Humans have become the smartest on planet Earth because of a molecular event associated with single protein, researchers have suggested through a new study.
University of Toronto researchers have managed to decode what could have led to development of our super-complex brains and according to them it all boils down to a small change in a protein called PTBP1 that led to a spur in creation of neurons making human brain the most complex among vertebrates.
Published in Journal science, the study attributes the change to a process called alternative splicing (AS), whereby gene products are assembled into proteins, which are the building blocks of life. During AS, gene fragments – called exons – are shuffled to make different protein shapes.

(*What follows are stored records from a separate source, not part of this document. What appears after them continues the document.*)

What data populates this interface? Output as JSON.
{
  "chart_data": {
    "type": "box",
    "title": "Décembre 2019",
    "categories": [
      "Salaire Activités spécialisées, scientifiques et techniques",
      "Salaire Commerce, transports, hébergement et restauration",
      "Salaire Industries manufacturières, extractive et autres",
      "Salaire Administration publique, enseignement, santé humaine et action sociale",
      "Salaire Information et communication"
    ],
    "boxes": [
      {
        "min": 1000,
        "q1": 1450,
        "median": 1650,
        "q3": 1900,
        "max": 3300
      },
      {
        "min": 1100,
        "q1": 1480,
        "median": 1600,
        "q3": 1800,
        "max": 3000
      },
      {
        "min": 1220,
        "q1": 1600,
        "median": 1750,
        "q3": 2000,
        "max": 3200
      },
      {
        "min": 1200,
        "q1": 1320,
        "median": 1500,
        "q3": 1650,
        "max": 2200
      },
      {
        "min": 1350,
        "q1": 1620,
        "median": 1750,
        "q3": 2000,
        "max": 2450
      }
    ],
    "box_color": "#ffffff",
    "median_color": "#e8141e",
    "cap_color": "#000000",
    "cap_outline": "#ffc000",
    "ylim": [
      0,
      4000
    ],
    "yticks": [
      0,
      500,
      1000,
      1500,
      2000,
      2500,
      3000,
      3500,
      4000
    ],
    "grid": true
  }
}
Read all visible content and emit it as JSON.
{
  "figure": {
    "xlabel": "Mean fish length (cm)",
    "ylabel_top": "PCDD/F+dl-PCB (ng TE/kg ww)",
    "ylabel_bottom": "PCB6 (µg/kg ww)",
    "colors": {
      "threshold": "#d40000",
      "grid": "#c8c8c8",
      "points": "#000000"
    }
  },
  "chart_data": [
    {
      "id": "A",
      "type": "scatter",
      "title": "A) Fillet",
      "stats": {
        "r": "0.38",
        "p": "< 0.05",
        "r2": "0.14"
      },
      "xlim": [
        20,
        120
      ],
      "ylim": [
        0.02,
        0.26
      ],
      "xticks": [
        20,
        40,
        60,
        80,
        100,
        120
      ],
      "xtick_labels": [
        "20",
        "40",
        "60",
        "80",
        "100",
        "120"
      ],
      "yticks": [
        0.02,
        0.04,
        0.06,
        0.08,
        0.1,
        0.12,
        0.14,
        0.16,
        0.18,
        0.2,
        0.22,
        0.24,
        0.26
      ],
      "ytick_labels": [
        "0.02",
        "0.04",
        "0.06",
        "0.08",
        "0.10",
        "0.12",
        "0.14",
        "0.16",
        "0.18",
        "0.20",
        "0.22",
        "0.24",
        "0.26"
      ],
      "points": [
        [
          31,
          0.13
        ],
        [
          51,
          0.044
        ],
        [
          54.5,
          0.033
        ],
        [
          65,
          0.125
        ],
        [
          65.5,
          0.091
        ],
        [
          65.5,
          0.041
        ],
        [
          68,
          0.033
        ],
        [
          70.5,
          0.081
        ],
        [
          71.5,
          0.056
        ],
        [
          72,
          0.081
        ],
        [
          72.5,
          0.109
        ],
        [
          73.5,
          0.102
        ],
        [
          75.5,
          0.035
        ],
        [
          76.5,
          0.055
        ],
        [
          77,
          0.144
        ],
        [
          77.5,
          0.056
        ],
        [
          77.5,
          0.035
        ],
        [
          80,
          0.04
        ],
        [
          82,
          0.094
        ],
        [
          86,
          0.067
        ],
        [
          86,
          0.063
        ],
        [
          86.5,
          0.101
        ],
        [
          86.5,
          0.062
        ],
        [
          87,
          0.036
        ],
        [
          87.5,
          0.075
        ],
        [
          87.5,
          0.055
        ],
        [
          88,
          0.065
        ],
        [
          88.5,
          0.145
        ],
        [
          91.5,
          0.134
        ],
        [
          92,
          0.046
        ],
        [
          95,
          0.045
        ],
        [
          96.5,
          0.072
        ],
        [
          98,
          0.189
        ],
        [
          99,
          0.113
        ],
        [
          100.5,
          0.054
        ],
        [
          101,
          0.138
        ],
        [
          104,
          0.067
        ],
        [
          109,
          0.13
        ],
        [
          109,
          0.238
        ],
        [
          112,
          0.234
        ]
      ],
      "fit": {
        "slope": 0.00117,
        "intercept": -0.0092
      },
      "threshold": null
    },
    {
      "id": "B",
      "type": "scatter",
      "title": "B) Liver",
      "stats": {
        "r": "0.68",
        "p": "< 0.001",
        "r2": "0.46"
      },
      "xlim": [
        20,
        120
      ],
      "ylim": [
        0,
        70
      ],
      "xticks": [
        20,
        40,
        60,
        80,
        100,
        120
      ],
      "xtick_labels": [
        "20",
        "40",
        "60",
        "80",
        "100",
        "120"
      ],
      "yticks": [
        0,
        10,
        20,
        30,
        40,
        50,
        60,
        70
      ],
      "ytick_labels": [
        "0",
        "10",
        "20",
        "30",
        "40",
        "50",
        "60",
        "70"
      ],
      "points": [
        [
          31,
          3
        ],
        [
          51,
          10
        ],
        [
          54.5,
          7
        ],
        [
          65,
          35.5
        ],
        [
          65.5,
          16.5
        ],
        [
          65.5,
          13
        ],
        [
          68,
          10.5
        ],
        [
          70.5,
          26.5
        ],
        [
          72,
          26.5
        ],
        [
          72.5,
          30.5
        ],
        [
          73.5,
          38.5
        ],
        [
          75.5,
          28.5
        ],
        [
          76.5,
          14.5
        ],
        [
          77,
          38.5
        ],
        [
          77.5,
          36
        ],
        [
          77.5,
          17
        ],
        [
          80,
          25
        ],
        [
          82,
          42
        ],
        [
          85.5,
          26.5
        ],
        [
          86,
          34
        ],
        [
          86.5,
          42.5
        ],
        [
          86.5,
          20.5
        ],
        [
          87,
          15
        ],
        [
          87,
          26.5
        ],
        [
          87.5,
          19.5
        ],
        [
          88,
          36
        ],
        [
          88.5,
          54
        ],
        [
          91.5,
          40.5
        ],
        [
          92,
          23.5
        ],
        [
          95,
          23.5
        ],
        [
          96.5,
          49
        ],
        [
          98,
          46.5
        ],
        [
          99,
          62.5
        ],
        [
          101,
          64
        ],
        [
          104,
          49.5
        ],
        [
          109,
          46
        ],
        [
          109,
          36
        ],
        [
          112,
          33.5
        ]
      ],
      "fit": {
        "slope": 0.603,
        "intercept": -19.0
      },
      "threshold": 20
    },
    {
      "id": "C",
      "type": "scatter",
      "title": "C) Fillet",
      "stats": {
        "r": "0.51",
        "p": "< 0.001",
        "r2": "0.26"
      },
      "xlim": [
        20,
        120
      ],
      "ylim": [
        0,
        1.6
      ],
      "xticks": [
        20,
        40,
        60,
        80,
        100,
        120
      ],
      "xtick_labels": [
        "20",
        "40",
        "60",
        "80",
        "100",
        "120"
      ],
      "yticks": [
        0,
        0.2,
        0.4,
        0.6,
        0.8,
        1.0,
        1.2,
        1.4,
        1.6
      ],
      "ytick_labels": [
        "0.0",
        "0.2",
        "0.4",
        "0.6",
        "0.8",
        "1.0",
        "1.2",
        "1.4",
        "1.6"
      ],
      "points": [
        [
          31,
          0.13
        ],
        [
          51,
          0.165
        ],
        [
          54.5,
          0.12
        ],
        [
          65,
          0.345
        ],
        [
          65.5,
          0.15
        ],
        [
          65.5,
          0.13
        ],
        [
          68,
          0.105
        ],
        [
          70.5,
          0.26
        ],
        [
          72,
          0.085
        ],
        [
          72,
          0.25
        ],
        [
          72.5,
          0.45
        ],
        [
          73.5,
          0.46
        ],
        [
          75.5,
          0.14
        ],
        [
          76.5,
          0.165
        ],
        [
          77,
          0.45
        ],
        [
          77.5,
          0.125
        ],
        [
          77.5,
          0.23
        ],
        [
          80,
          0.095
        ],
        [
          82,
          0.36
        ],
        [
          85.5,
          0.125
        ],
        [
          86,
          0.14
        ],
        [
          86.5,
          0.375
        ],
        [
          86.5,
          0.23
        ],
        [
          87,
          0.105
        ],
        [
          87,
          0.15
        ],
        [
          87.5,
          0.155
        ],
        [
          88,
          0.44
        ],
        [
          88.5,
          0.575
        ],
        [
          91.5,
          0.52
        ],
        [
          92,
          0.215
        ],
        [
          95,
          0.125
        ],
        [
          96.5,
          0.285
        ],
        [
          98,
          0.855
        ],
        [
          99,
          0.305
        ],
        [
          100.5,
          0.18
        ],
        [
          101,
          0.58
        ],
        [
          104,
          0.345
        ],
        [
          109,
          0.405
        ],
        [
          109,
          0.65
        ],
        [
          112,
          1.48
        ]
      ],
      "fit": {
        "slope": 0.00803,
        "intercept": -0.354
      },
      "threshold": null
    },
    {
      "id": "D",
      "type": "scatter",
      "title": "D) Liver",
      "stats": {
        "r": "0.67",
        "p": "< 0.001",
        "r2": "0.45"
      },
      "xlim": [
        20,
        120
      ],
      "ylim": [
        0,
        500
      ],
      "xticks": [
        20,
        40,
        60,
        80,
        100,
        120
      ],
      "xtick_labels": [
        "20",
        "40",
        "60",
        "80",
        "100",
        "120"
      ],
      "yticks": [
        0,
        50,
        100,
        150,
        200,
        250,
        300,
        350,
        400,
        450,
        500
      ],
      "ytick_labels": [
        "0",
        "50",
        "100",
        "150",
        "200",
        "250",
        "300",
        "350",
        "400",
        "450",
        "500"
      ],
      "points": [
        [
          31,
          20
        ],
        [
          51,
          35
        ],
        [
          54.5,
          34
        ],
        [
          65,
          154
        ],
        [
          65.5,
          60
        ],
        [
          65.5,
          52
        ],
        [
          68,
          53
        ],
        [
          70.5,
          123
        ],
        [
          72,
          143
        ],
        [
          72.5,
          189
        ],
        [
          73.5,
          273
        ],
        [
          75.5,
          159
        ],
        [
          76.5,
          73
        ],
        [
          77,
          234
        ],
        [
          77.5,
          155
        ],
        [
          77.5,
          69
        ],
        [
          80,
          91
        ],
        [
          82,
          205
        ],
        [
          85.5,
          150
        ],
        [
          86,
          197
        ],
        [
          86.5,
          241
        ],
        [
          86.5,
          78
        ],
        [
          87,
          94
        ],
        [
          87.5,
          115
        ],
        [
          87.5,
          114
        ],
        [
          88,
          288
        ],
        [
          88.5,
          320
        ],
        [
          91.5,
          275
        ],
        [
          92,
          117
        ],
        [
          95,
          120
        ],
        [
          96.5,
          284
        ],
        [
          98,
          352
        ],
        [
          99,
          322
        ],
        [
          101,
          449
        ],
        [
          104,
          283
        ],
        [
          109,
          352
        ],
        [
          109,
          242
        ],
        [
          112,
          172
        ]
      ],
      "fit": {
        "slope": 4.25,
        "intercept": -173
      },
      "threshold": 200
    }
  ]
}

According to researchers, through the process of AS cells make more than one protein from a single gene, so that the total number of different proteins in a cell greatly surpasses the number of available genes. A cell’s ability to regulate protein diversity at any given time reflects its ability to take on different roles in the body.
Benjamin Blencowe, a professor in the University of Toronto’s Donnelly Centre and Banbury Chair in Medical Research, had previously shown that AS prevalence increases with vertebrate complexity. So although the genes that make bodies of vertebrates might be similar, the proteins they give rise to are far more diverse in animals such as mammals, than in birds and frogs. And, the place where AS is more widespread is the brain.
This is what researchers wanted to study. According to Serge Gueroussov, a graduate student in Blencowe’s lab who is the lead author of the study, they wanted to see if AS was responsible for morphological differences in the brains of different vertebrate species.
Gueroussov was one of the researchers who had previously helped identify PTBP1 as a protein capable of taking on another form in mammals, in addition to the one common to all vertebrates. The second form of mammalian PTBP1 is shorter because a small fragment is omitted during AS and does not make it into the final protein shape.
PTBP1 is both a target and major regulator of AS. PTBP1’s job in a cell is to stop it from becoming a neuron by holding off AS of hundreds of other gene products. However, the shorter version of PTBP1 was found to be responsible for a cascade of AS events, that eventually led the cell to become a neuron.
In their study, researchers engineered chicken cells to make the shorter, mammalian-like, PTBP1, and this triggered AS events that are found in mammals.
“One interesting implication of our work is that this particular switch between the two versions of PTBP1 could have affected the timing of when neurons are made in the embryo in a way that creates differences in morphological complexity and brain size,” says Blencowe, who is also a professor in the Department of Molecular Genetics.